Effective and scalable clustering of SARS-CoV-2 sequences

TL;DR

This paper introduces a scalable clustering method for millions of SARS-CoV-2 sequences, enabling efficient identification of variants and their spread over time, which is crucial for vaccine development and epidemiological studies.

Contribution

The authors develop a novel k-mer based clustering approach that is both effective and scalable for analyzing vast SARS-CoV-2 sequence datasets, surpassing traditional phylogenetic methods.

Findings

Successfully identified major SARS-CoV-2 variants from large datasets

Estimated variant proportions and spread rates over time and locations

Highlighted key amino acid positions relevant for variant discrimination

Abstract

SARS-CoV-2, like any other virus, continues to mutate as it spreads, according to an evolutionary process.

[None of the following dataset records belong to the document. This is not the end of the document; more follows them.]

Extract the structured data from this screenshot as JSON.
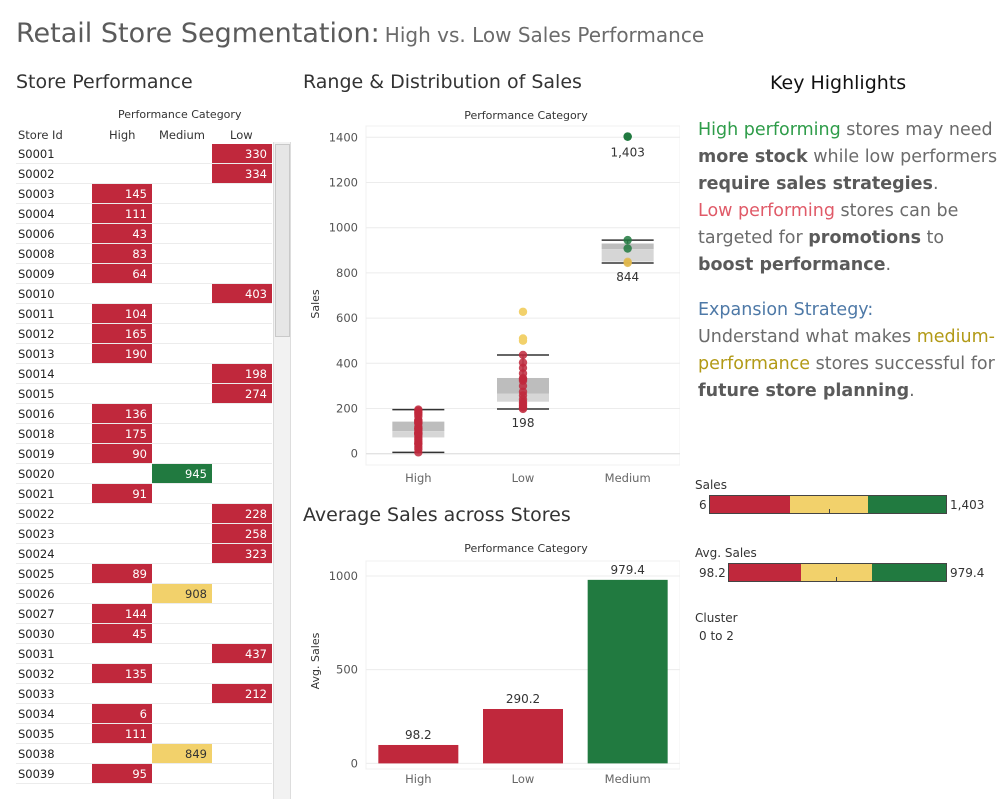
{
  "title": {
    "main": "Retail Store Segmentation:",
    "sub": "High vs. Low Sales Performance"
  },
  "table_panel": {
    "title": "Store Performance",
    "category_header": "Performance Category",
    "col_store": "Store Id",
    "columns": [
      "High",
      "Medium",
      "Low"
    ],
    "rows": [
      {
        "id": "S0001",
        "cat": "Low",
        "value": "330"
      },
      {
        "id": "S0002",
        "cat": "Low",
        "value": "334"
      },
      {
        "id": "S0003",
        "cat": "High",
        "value": "145"
      },
      {
        "id": "S0004",
        "cat": "High",
        "value": "111"
      },
      {
        "id": "S0006",
        "cat": "High",
        "value": "43"
      },
      {
        "id": "S0008",
        "cat": "High",
        "value": "83"
      },
      {
        "id": "S0009",
        "cat": "High",
        "value": "64"
      },
      {
        "id": "S0010",
        "cat": "Low",
        "value": "403"
      },
      {
        "id": "S0011",
        "cat": "High",
        "value": "104"
      },
      {
        "id": "S0012",
        "cat": "High",
        "value": "165"
      },
      {
        "id": "S0013",
        "cat": "High",
        "value": "190"
      },
      {
        "id": "S0014",
        "cat": "Low",
        "value": "198"
      },
      {
        "id": "S0015",
        "cat": "Low",
        "value": "274"
      },
      {
        "id": "S0016",
        "cat": "High",
        "value": "136"
      },
      {
        "id": "S0018",
        "cat": "High",
        "value": "175"
      },
      {
        "id": "S0019",
        "cat": "High",
        "value": "90"
      },
      {
        "id": "S0020",
        "cat": "Medium",
        "value": "945",
        "color": "#217a40"
      },
      {
        "id": "S0021",
        "cat": "High",
        "value": "91"
      },
      {
        "id": "S0022",
        "cat": "Low",
        "value": "228"
      },
      {
        "id": "S0023",
        "cat": "Low",
        "value": "258"
      },
      {
        "id": "S0024",
        "cat": "Low",
        "value": "323"
      },
      {
        "id": "S0025",
        "cat": "High",
        "value": "89"
      },
      {
        "id": "S0026",
        "cat": "Medium",
        "value": "908",
        "color": "#f2d16b"
      },
      {
        "id": "S0027",
        "cat": "High",
        "value": "144"
      },
      {
        "id": "S0030",
        "cat": "High",
        "value": "45"
      },
      {
        "id": "S0031",
        "cat": "Low",
        "value": "437"
      },
      {
        "id": "S0032",
        "cat": "High",
        "value": "135"
      },
      {
        "id": "S0033",
        "cat": "Low",
        "value": "212"
      },
      {
        "id": "S0034",
        "cat": "High",
        "value": "6"
      },
      {
        "id": "S0035",
        "cat": "High",
        "value": "111"
      },
      {
        "id": "S0038",
        "cat": "Medium",
        "value": "849",
        "color": "#f2d16b"
      },
      {
        "id": "S0039",
        "cat": "High",
        "value": "95"
      }
    ]
  },
  "colors": {
    "red": "#c0283c",
    "yellow": "#f2d16b",
    "green": "#217a40",
    "medium_gold": "#e0b94e"
  },
  "chart_data": [
    {
      "type": "scatter",
      "title": "Range & Distribution of Sales",
      "header": "Performance Category",
      "ylabel": "Sales",
      "ylim": [
        -50,
        1450
      ],
      "yticks": [
        0,
        200,
        400,
        600,
        800,
        1000,
        1200,
        1400
      ],
      "categories": [
        "High",
        "Low",
        "Medium"
      ],
      "boxes": [
        {
          "category": "High",
          "min": 6,
          "q1": 72,
          "median": 100,
          "q3": 142,
          "max": 195
        },
        {
          "category": "Low",
          "min": 198,
          "q1": 230,
          "median": 265,
          "q3": 335,
          "max": 437
        },
        {
          "category": "Medium",
          "min": 844,
          "q1": 850,
          "median": 905,
          "q3": 930,
          "max": 945
        }
      ],
      "points": [
        {
          "category": "High",
          "values": [
            6,
            20,
            30,
            43,
            45,
            55,
            64,
            72,
            83,
            89,
            90,
            91,
            95,
            104,
            111,
            111,
            120,
            135,
            136,
            144,
            145,
            150,
            165,
            175,
            182,
            190,
            195
          ]
        },
        {
          "category": "Low",
          "values": [
            198,
            205,
            212,
            220,
            228,
            240,
            258,
            274,
            300,
            323,
            330,
            334,
            355,
            380,
            403,
            437
          ]
        },
        {
          "category": "Medium",
          "values": [
            844,
            849,
            908,
            945,
            1403
          ]
        }
      ],
      "outliers": [
        {
          "category": "Low",
          "value": 500,
          "color": "#f2d16b"
        },
        {
          "category": "Low",
          "value": 510,
          "color": "#f2d16b"
        },
        {
          "category": "Low",
          "value": 628,
          "color": "#f2d16b"
        },
        {
          "category": "Medium",
          "value": 1403,
          "color": "#217a40"
        }
      ],
      "labels": [
        {
          "category": "Medium",
          "value": 1403,
          "text": "1,403"
        },
        {
          "category": "Medium",
          "value": 844,
          "text": "844"
        },
        {
          "category": "Low",
          "value": 198,
          "text": "198"
        }
      ]
    },
    {
      "type": "bar",
      "title": "Average Sales across Stores",
      "header": "Performance Category",
      "ylabel": "Avg. Sales",
      "ylim": [
        -30,
        1080
      ],
      "yticks": [
        0,
        500,
        1000
      ],
      "categories": [
        "High",
        "Low",
        "Medium"
      ],
      "values": [
        98.2,
        290.2,
        979.4
      ],
      "value_labels": [
        "98.2",
        "290.2",
        "979.4"
      ],
      "bar_colors": [
        "#c0283c",
        "#c0283c",
        "#217a40"
      ]
    }
  ],
  "highlights": {
    "title": "Key Highlights",
    "p1": {
      "a": "High performing",
      "b": " stores may need ",
      "c": "more stock",
      "d": " while low performers ",
      "e": "require sales strategies",
      "f": ".",
      "g": "Low performing",
      "h": " stores can be targeted for ",
      "i": "promotions",
      "j": " to ",
      "k": "boost performance",
      "l": "."
    },
    "p2": {
      "a": "Expansion Strategy:",
      "b": "Understand what makes ",
      "c": "medium-performance",
      "d": " stores successful for ",
      "e": "future store planning",
      "f": "."
    }
  },
  "legends": {
    "sales": {
      "label": "Sales",
      "min": "6",
      "max": "1,403"
    },
    "avg_sales": {
      "label": "Avg. Sales",
      "min": "98.2",
      "max": "979.4"
    },
    "cluster": {
      "label": "Cluster",
      "range": "0 to 2"
    }
  }
}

Unlike any other virus, the number of currently available sequences of SARS-CoV-2 in public databases such as GISAID is already several million. This amount of data has the potential to uncover the evolutionary dynamics of a virus like never before. However, a million is already several orders of magnitude beyond what can be processed by the traditional methods designed to reconstruct a virus's evolutionary history, such as those that build a phylogenetic tree. Hence, new and scalable methods will need to be devised in order to make use of the ever increasing number of viral sequences being collected. Since identifying variants is an important part of understanding the evolution of a virus, in this paper, we propose an approach based on clustering sequences to identify the current major SARS-CoV-2 variants. Using a $k$-mer based feature vector generation and efficient feature selection methods, our approach is effective in identifying variants, as well as being efficient and scalable to millions of sequences. Such a clustering method allows us to show the relative proportion of each variant over time, giving the rate of spread of each variant in different locations -- something which is important for vaccine development and distribution. We also compute the importance of each amino acid position of the spike protein in identifying a given variant in terms of information gain. Positions of high variant-specific importance tend to agree with those reported by the USA's Centers for Disease Control and Prevention (CDC), further demonstrating our approach.